Perubahan sosial yang diakibatkan
karena sering terjadinya tawuran, mengakibatkan norma-norma menjadi terabaikan.
Selain itu,menyebabkan terjadinya perubahan pada aspek hubungan social
masyarakatnya.
Dalam bukunya yang berjudul “Dinamika
Masyarakat Indonesia”, Prof. Dr.
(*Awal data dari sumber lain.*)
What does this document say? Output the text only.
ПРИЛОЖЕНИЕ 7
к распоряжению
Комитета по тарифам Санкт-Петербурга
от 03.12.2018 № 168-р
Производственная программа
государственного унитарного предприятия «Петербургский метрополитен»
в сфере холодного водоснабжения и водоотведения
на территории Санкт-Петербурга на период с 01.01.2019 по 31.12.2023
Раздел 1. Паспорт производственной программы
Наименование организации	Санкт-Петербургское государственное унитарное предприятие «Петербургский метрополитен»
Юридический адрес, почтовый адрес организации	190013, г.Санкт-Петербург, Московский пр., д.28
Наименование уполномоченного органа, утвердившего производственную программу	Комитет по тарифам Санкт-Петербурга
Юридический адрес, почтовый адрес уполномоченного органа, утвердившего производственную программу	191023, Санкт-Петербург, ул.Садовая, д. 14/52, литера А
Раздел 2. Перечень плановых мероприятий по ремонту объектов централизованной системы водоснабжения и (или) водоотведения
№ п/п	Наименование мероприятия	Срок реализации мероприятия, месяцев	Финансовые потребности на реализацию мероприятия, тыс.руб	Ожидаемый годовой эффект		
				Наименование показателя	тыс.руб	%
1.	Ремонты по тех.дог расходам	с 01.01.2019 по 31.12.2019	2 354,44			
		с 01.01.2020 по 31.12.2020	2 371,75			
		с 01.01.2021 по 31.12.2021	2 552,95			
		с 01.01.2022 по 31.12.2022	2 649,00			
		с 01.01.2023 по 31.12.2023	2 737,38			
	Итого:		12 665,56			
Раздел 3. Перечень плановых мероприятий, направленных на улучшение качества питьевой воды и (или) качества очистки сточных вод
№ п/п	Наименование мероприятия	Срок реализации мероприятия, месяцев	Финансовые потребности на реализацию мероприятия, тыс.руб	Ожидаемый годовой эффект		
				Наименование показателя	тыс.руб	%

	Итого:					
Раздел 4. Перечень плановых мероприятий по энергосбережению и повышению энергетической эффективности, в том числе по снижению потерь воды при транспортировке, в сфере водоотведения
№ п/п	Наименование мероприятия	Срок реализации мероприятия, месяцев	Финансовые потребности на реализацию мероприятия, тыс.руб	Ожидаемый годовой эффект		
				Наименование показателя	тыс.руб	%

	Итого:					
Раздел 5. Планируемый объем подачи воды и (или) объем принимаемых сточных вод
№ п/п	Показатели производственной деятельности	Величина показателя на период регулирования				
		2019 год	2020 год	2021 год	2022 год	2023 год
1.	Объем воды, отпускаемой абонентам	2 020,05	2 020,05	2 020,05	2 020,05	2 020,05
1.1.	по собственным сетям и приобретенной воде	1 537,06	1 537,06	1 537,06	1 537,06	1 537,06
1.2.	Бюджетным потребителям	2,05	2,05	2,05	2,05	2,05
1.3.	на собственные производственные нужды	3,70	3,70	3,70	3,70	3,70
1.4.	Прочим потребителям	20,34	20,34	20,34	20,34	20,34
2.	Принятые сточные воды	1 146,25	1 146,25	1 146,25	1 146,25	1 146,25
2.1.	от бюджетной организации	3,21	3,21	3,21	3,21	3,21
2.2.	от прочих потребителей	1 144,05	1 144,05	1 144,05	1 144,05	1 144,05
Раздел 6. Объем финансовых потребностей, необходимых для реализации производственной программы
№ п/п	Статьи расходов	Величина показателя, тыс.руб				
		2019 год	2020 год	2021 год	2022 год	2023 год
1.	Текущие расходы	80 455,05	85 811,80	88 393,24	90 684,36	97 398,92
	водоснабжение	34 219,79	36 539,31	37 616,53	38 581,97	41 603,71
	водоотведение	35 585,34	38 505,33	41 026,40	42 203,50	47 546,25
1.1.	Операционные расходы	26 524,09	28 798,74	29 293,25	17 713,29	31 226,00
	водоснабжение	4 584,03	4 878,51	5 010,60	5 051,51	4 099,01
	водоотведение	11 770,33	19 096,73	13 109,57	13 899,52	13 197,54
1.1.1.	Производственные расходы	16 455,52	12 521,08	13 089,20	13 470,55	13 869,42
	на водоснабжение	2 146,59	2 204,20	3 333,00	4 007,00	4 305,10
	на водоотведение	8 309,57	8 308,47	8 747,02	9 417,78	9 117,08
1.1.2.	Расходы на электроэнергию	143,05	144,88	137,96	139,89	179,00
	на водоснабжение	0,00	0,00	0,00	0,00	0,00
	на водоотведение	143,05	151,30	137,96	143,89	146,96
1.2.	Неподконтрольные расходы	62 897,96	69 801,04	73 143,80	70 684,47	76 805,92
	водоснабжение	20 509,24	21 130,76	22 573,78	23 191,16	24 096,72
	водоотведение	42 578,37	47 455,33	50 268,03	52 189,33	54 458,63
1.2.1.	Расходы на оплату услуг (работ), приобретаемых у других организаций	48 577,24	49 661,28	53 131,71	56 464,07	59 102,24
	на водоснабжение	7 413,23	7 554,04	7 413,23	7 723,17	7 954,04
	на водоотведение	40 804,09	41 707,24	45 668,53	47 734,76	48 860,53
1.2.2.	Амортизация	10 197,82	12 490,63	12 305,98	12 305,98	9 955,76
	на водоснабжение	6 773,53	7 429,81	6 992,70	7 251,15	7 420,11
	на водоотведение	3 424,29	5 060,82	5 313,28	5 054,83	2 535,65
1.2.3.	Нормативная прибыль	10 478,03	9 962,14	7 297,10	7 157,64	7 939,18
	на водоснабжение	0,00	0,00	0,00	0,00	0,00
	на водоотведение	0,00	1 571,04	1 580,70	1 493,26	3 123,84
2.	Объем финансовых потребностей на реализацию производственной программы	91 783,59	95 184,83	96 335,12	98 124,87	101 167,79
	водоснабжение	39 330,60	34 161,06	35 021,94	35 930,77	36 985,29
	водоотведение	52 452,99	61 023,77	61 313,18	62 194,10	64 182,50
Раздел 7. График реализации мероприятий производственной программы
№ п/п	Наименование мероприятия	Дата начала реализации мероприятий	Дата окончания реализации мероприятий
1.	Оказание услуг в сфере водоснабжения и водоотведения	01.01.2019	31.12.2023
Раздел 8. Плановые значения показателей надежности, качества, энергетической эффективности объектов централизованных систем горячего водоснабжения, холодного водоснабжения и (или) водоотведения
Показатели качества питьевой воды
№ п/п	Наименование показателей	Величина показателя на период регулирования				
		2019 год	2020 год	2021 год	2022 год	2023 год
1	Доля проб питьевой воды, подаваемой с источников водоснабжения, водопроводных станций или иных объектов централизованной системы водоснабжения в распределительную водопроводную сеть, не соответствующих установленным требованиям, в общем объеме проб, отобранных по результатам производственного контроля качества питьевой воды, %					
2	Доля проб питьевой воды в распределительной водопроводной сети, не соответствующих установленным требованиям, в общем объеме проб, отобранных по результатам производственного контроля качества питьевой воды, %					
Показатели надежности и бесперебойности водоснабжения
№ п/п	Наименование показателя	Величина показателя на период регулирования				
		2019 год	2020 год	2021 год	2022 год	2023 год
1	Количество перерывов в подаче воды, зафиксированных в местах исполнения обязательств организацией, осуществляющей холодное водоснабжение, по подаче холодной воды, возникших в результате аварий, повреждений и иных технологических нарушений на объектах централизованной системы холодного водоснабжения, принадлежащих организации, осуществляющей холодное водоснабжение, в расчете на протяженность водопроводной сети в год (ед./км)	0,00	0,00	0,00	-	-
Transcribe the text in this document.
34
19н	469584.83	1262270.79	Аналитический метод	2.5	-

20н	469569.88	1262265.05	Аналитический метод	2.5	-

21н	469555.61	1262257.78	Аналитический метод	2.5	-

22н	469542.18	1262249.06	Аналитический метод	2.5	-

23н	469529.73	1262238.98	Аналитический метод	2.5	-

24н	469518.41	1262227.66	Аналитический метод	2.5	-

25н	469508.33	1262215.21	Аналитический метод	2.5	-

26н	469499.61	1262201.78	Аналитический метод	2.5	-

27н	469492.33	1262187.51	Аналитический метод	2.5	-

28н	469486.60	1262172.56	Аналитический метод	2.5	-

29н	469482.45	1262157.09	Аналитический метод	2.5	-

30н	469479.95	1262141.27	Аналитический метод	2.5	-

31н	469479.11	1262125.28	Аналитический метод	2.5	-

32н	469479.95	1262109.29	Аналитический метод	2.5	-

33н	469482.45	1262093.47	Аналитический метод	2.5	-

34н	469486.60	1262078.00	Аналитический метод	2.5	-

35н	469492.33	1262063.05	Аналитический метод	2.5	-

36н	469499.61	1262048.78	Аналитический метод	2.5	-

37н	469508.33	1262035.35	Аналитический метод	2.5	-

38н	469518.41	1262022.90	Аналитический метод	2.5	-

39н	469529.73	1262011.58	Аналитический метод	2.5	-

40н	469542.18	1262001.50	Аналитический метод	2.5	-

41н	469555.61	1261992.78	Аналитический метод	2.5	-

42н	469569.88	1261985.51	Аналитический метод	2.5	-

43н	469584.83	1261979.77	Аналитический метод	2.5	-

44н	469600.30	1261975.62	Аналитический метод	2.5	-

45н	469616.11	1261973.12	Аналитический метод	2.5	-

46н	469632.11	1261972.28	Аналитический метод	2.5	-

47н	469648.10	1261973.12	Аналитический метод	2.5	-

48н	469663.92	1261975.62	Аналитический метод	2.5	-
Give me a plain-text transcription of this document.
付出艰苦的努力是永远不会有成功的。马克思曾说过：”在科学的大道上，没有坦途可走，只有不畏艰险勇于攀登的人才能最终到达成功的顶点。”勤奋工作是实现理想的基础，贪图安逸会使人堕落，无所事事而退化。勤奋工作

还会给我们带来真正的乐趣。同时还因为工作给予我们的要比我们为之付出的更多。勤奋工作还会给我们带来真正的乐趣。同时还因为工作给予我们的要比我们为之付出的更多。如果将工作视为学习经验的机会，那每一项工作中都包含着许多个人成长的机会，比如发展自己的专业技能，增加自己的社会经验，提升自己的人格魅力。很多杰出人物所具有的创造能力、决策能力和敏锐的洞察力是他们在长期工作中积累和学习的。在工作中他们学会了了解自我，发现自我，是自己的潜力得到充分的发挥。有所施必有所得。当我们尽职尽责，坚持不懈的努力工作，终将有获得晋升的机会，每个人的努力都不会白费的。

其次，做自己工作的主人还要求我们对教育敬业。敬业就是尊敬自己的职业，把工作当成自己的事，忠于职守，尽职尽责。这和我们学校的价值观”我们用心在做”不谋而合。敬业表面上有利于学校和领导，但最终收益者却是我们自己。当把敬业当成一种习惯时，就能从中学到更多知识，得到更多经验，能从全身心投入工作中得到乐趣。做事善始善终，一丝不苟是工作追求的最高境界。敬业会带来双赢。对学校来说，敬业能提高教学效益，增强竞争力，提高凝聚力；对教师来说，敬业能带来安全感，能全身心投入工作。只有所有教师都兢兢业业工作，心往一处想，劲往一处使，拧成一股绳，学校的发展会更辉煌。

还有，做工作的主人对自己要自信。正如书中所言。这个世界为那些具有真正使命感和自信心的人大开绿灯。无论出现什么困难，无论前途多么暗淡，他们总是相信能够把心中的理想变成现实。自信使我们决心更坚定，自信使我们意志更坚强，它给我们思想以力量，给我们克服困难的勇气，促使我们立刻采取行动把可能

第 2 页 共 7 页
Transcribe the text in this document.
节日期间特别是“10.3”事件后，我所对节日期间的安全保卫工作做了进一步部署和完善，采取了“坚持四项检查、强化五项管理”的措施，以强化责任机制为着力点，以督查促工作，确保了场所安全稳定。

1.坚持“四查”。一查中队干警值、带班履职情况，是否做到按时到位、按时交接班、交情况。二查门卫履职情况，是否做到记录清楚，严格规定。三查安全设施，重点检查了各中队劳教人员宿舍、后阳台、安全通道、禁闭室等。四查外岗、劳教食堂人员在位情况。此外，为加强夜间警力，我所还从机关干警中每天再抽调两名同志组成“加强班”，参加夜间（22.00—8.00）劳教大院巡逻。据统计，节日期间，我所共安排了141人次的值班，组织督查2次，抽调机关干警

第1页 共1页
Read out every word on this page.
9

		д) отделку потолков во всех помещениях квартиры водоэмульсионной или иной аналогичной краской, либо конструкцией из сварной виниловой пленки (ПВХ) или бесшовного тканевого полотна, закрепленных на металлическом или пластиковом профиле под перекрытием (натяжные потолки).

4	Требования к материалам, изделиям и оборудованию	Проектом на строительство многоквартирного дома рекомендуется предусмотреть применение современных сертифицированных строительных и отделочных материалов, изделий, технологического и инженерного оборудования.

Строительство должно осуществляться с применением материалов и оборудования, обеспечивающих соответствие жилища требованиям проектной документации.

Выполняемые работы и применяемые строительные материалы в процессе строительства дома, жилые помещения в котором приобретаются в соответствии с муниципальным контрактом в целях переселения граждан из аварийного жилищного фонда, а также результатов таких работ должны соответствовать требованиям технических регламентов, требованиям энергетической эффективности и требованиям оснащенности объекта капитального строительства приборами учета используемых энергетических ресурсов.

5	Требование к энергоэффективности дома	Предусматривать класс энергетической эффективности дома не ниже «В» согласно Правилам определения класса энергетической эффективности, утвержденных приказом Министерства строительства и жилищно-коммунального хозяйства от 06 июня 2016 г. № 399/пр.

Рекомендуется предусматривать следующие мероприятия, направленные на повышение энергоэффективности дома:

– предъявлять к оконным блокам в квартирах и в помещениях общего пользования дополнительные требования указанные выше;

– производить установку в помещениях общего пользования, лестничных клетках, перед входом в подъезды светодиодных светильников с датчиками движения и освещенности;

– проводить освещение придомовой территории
Awan Mutakin, dkk berpendapat bahwa sistem
sosial yang stabil ( equilibrium ) dan berkesinambungan ( kontinuitas )
senantiasa terpelihara apabila terdapat adanya pengawasan melalui
dua macam mekanisme sosial dalam bentuk sosialisasi dan pengawasan sosial
(kontrol sosial).
1. Sosialisasi
maksudnya adalah suatu proses dimana
individu mulai menerima dan menyesuaikan diri kepada adat istiadat (
norma ) suatu kelompok yang ada dalam sistem social , sehingga
lambat laun yang bersangkutan akan merasa menjadi bagian dari
kelompok yang bersangkutan.
2. Pengawasan sosial adalah,
“ proses yang direncanakan atau tidak direncanakan yang bertujuan
untuk mengajak, mendidik atau bahkan memaksa warga masyarakat, agar mematuhi
norma dan nilai”. Pengertian tersebut dipertegas menjadi suatu pengendalian
atau pengawasan masyarakat terhadap tingkah laku anggotanya.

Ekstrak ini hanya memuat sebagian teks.